Na een aangenomen motie in de Tweede Kamer moet sportminister komend jaar aan de slag met een Sportwet. Sandra Meeuwsen, sportfilosoof en directeur van onderzoekscentrum ESPRIT, vraagt zicht af waar het geloof in de kracht van een Sportwet vandaan komt.
Al meerdere jaren houdt de discussie over een 'Sportwet' de gemoederen in en rond de sport stevig bezig. Zeker in de politiek is het tegenwoordig salonfähig om voor een Sportwet te pleiten. De sport zelf houdt een slag om de arm. Deze dynamiek kent zo haar eigen geschiedenis. De roep om een specifiek wettelijk kader voor de sport dateert al van de jaren tachtig van de vorige eeuw. De periode waarin sport maatschappelijk steeds meer profiel kreeg. Met de overgang van sportstimuleringscampagnes als 'Trim u Fit' naar overheidsprogramma’s als de 'Buurt-Onderwijs-Sport' (BOS) Impuls. De taakverdeling rond het aanjagen en verbreden van sportbeoefening verschoof langzamerhand van het ‘particulier initiatief’, in Nederland ook wel ‘georganiseerde sport’ genoemd, naar de overheidskolom: rijk, provinciale en lokale overheden. Als gevolg hiervan verviel van rijkswege de zogenaamde ‘budgetfinanciering’ voor sportbonden en kwam er ruimte voor politiek gestuurde projectfinanciering. Omdat gemeenten van oudsher al verantwoordelijk waren voor sportfaciliteiten en -accommodaties, lag het voor de hand deze overheidslaag nu ook meer middelen te geven om de organisatie van het sportaanbod te versterken. Immers, gemeenten staan dichtbij verenigingen – veelal dichterbij dan bonden - en andere lokale stakeholders, zoals scholen, zorg en welzijn.

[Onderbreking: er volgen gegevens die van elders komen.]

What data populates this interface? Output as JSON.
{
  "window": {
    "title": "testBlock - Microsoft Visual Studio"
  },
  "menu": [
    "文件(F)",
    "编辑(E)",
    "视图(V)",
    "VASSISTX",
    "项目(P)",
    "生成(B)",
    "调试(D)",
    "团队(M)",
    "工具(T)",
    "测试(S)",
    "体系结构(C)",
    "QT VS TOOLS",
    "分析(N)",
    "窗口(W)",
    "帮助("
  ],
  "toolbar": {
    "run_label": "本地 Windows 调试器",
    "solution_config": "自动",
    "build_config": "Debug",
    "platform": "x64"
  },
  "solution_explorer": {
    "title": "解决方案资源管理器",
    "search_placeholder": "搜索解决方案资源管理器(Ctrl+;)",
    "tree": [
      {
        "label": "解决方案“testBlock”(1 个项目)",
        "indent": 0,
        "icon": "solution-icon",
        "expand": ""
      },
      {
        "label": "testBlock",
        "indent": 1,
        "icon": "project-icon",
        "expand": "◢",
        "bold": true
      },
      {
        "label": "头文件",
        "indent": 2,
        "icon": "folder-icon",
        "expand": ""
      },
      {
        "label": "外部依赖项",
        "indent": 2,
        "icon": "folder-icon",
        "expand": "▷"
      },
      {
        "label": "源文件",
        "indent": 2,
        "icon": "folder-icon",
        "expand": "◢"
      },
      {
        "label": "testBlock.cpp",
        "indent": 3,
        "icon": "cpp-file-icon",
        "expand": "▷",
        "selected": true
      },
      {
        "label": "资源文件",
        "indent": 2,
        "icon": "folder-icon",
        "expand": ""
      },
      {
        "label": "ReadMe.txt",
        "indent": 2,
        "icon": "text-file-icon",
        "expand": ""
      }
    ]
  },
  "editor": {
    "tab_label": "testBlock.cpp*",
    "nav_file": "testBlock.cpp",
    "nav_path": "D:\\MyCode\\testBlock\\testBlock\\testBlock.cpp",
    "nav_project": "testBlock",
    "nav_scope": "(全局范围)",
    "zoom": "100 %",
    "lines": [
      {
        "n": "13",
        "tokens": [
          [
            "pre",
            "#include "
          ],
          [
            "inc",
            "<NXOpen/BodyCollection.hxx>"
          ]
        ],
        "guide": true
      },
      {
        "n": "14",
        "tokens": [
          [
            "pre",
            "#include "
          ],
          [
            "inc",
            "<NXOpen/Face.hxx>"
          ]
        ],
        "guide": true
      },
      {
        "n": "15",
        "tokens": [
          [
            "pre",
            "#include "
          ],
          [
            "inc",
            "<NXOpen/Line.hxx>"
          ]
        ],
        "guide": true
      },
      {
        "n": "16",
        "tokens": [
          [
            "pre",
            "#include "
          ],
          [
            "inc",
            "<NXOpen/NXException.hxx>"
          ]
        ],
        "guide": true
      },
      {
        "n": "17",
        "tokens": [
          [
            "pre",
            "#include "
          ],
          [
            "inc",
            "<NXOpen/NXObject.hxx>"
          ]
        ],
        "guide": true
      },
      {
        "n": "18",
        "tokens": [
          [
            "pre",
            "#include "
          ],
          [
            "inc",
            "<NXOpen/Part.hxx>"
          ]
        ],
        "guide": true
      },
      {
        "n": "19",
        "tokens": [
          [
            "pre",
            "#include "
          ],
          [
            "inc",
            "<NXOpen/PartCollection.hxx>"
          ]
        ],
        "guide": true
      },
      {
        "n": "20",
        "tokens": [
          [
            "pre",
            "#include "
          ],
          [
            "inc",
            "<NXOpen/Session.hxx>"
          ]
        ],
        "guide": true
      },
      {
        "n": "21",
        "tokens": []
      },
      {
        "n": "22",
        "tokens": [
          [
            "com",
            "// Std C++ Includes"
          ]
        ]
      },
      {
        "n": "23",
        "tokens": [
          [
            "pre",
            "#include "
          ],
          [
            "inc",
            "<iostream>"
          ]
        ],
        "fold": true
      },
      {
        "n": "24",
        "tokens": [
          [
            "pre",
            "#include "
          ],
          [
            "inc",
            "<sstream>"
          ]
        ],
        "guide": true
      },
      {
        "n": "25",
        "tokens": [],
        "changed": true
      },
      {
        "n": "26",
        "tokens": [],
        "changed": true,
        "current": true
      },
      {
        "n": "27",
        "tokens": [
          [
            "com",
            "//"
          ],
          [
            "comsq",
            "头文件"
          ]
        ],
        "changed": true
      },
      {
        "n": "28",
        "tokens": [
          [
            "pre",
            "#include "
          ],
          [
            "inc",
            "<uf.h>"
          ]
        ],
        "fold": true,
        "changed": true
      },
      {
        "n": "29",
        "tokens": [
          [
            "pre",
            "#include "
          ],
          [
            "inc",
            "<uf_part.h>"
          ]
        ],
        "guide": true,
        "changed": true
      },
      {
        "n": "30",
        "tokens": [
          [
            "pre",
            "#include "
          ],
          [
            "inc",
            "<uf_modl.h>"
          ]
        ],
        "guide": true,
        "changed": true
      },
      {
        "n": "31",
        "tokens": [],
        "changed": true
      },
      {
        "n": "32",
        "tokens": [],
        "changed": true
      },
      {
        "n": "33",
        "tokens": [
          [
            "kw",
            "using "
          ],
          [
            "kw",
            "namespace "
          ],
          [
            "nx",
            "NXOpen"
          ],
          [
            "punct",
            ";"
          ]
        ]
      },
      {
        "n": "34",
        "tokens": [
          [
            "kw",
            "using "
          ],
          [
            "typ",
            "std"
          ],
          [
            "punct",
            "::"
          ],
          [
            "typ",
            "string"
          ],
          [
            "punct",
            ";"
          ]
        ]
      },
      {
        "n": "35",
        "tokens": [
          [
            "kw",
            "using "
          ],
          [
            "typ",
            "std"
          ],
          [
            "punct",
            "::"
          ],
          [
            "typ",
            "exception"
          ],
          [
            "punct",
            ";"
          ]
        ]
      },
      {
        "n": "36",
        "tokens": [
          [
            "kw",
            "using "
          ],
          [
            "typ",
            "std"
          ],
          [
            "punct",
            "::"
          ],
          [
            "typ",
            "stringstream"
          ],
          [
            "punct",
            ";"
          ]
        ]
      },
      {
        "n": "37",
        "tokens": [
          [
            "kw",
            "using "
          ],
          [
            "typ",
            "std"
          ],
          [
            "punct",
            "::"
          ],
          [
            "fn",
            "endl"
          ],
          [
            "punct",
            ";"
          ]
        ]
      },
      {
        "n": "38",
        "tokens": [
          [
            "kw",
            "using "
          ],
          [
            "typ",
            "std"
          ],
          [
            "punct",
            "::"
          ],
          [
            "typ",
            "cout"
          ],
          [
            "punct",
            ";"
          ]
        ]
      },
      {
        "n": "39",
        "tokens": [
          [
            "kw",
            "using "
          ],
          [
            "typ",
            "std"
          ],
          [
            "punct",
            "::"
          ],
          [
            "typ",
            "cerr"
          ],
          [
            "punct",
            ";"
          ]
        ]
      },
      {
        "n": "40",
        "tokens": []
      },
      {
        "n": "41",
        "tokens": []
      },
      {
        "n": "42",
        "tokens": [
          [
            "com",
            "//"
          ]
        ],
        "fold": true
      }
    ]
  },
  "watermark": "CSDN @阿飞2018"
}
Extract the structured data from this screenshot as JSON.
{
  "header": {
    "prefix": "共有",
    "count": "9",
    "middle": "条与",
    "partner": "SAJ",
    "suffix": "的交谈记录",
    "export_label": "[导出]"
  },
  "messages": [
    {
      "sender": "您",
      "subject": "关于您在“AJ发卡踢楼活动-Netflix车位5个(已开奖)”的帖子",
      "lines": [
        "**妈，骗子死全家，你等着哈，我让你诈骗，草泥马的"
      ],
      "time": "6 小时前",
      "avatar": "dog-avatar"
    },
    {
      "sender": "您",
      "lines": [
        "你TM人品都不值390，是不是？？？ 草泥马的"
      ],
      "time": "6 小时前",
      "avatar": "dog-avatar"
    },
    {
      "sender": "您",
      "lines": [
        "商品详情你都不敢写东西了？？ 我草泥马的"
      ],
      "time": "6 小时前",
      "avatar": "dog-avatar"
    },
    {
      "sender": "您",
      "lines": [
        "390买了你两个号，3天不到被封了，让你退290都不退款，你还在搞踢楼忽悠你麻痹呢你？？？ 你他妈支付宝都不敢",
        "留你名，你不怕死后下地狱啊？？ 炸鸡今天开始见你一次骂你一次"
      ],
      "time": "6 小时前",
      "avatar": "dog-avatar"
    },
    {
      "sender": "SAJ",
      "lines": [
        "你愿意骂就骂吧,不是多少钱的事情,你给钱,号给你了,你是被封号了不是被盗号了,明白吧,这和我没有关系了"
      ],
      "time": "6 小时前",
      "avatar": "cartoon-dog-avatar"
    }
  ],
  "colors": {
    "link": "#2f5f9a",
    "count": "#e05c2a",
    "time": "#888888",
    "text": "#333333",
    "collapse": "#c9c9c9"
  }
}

"Sterke bestuurders hebben geen wettelijk kader nodig om de positie van sport lokaal stevig te verankeren"
In deze lokale arena moest sport nu concurreren met andere sectoren in haar bijdrage aan maatschappelijk relevante doelstellingen als gezondheidsbevordering, participatie of integratie. Een gevestigde orde, die in de loop van deze eeuw ging schuiven als gevolg van de zogenaamde 'decentralisatie' van overheidstaken in het sociaal domein van landelijk naar lokaal. Gemeenten werden vanaf 2015 bijvoorbeeld verantwoordelijk voor de jeugdzorg, een terrein waarop de sport in preventief opzicht veel te bieden heeft. Echter, samenwerking met lokale partners en integratie van gemeentelijke budgetten bleek allerminst vanzelfsprekend. Op de achtergrond vochten steeds meer bonden voor hun bestaansrecht bij het versterken van verenigingen.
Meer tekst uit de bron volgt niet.